Все молчат. Я оборачиваюсь к ней с улыбкой:
— Я здесь, мам.
Я смотрю на ее лицо. Оно как бы светится изнутри. Интересно, где мама сейчас — в каком времени и пространстве, — и когда она снова вернется к нам, в свое тело, в котором почти и не держится ее сознание.
— Есть много хороших имен, — продолжает свекровь как ни в чем не бывало. — Анджали, Амбика, Аниша.
— Нет. Мне не нравится.
— Ее надо как-то назвать. Нельзя же всегда называть ее просто малышкой.

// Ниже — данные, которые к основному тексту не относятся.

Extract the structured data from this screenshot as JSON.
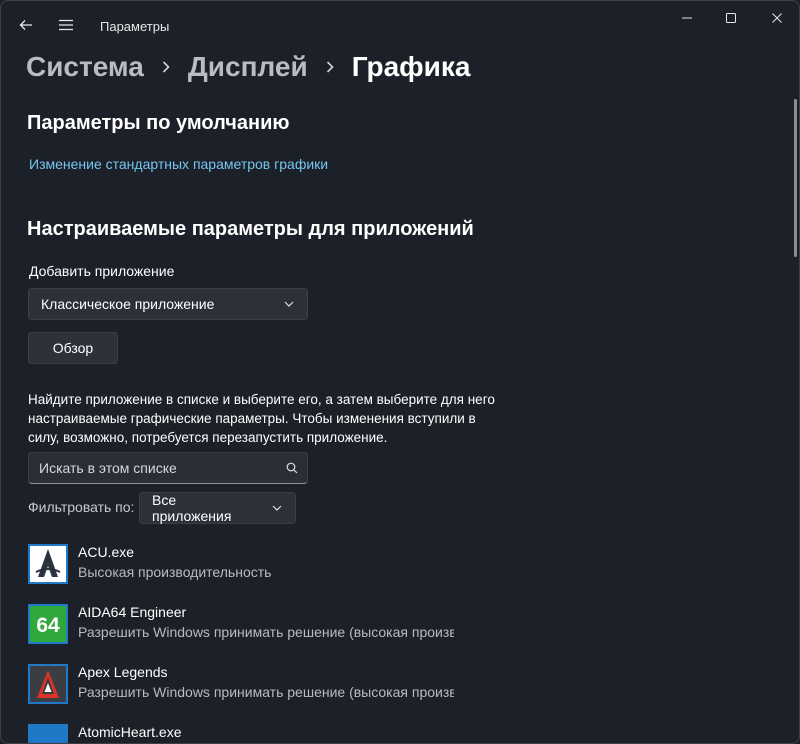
{
  "window": {
    "title": "Параметры"
  },
  "breadcrumb": {
    "items": [
      "Система",
      "Дисплей"
    ],
    "current": "Графика"
  },
  "defaults": {
    "heading": "Параметры по умолчанию",
    "link": "Изменение стандартных параметров графики"
  },
  "custom": {
    "heading": "Настраиваемые параметры для приложений",
    "add_label": "Добавить приложение",
    "app_type_selected": "Классическое приложение",
    "browse_label": "Обзор",
    "description": "Найдите приложение в списке и выберите его, а затем выберите для него настраиваемые графические параметры. Чтобы изменения вступили в силу, возможно, потребуется перезапустить приложение.",
    "search_placeholder": "Искать в этом списке",
    "filter_label": "Фильтровать по:",
    "filter_selected": "Все приложения"
  },
  "apps": [
    {
      "name": "ACU.exe",
      "status": "Высокая производительность",
      "icon": "assassins-creed-icon"
    },
    {
      "name": "AIDA64 Engineer",
      "status": "Разрешить Windows принимать решение (высокая производительность)",
      "icon": "aida64-icon"
    },
    {
      "name": "Apex Legends",
      "status": "Разрешить Windows принимать решение (высокая производительность)",
      "icon": "apex-legends-icon"
    },
    {
      "name": "AtomicHeart.exe",
      "status": "",
      "icon": "default-app-icon"
    }
  ],
  "colors": {
    "accent_link": "#76c5ee",
    "background": "#1c2028",
    "control": "#2c3039"
  }
}
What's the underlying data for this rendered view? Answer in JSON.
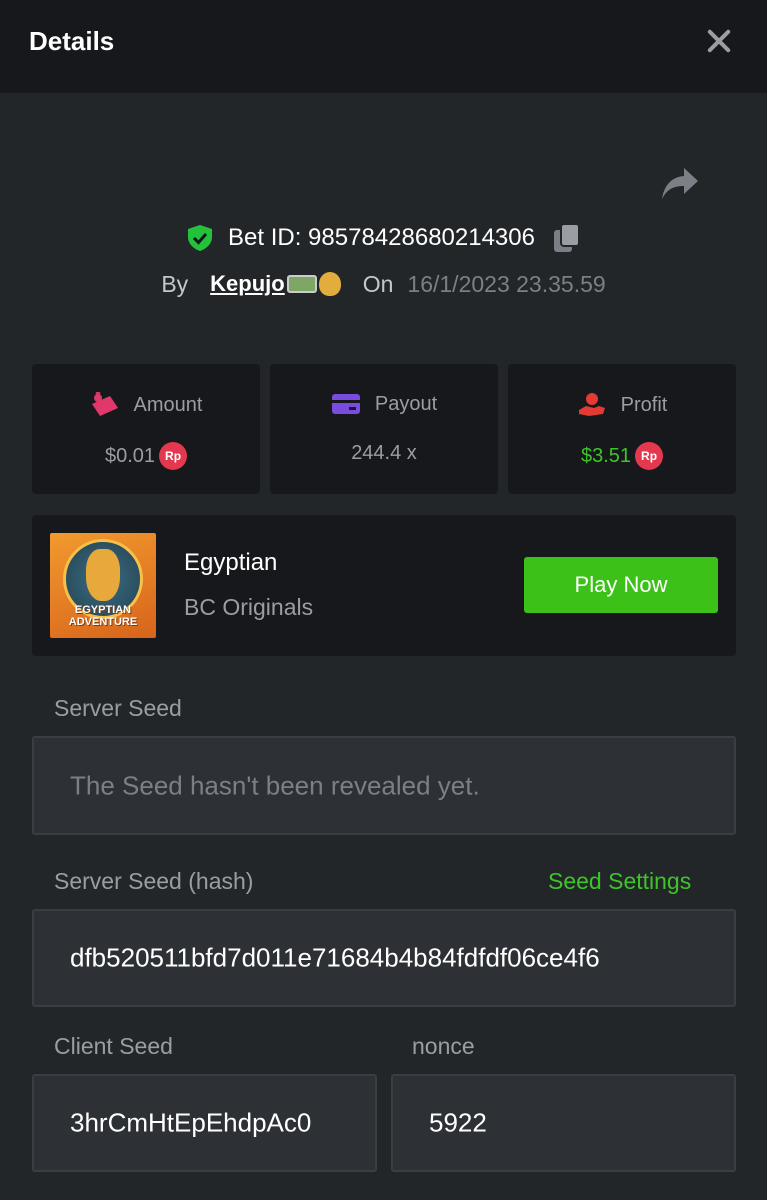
{
  "header": {
    "title": "Details"
  },
  "bet": {
    "id_text": "Bet ID: 98578428680214306",
    "by_label": "By",
    "username": "Kepujo",
    "on_label": "On",
    "date": "16/1/2023 23.35.59"
  },
  "stats": [
    {
      "label": "Amount",
      "value": "$0.01",
      "currency_badge": "Rp",
      "icon": "amount-icon"
    },
    {
      "label": "Payout",
      "value": "244.4 x",
      "icon": "card-icon"
    },
    {
      "label": "Profit",
      "value": "$3.51",
      "currency_badge": "Rp",
      "icon": "profit-hand-icon"
    }
  ],
  "game": {
    "name": "Egyptian",
    "provider": "BC Originals",
    "thumb_text_line1": "EGYPTIAN",
    "thumb_text_line2": "ADVENTURE",
    "play_label": "Play Now"
  },
  "seeds": {
    "server_seed_label": "Server Seed",
    "server_seed_placeholder": "The Seed hasn't been revealed yet.",
    "server_hash_label": "Server Seed (hash)",
    "seed_settings_label": "Seed Settings",
    "server_hash_value": "dfb520511bfd7d011e71684b4b84fdfdf06ce4f6",
    "client_seed_label": "Client Seed",
    "client_seed_value": "3hrCmHtEpEhdpAc0",
    "nonce_label": "nonce",
    "nonce_value": "5922"
  },
  "colors": {
    "accent_green": "#3bc117",
    "badge_red": "#e3384e",
    "shield_green": "#24c23a"
  }
}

Малышка. «Малышка» мне нравится. Такое простое, бессмысленное имя собственное, подходящее для любой девочки на Земле. Жалко, что Кали Маты уже нет с нами. Она выбрала бы самое лучшее имя для моей дочери. За годы в ашраме она дала имена многим санньясинам: звучные имена, составленные из слов на санскрите, из нанизанных друг на друга слогов, призывающих каждого к его судьбе.
Да, очень жаль, что Кали Маты нет с нами. Она полюбила бы эту малышку. Она точно знала бы, что надо делать. С ребенком. Со мной. С мамой.
В палату входит медсестра с синими пуговицами.
— Вам нужно отдохнуть, — говорит она мне. Кожа у нее под носом — красная, воспаленная. Наверное, у нее сопли. Я не хочу, чтобы она прикасалась ко мне. И совсем не хочу, чтобы она прикасалась к моей малышке.
Я пытаюсь закрыть глаза, но не могу оторвать взгляд от окна. Небо залито бледным огнем. Еще не так поздно, и краски мира еще проступают сквозь серые сумерки. Мягкий вечерний свет льется в палату. Где-то снаружи, далеко-далеко, шумные улицы и клубы смога раскалены добела.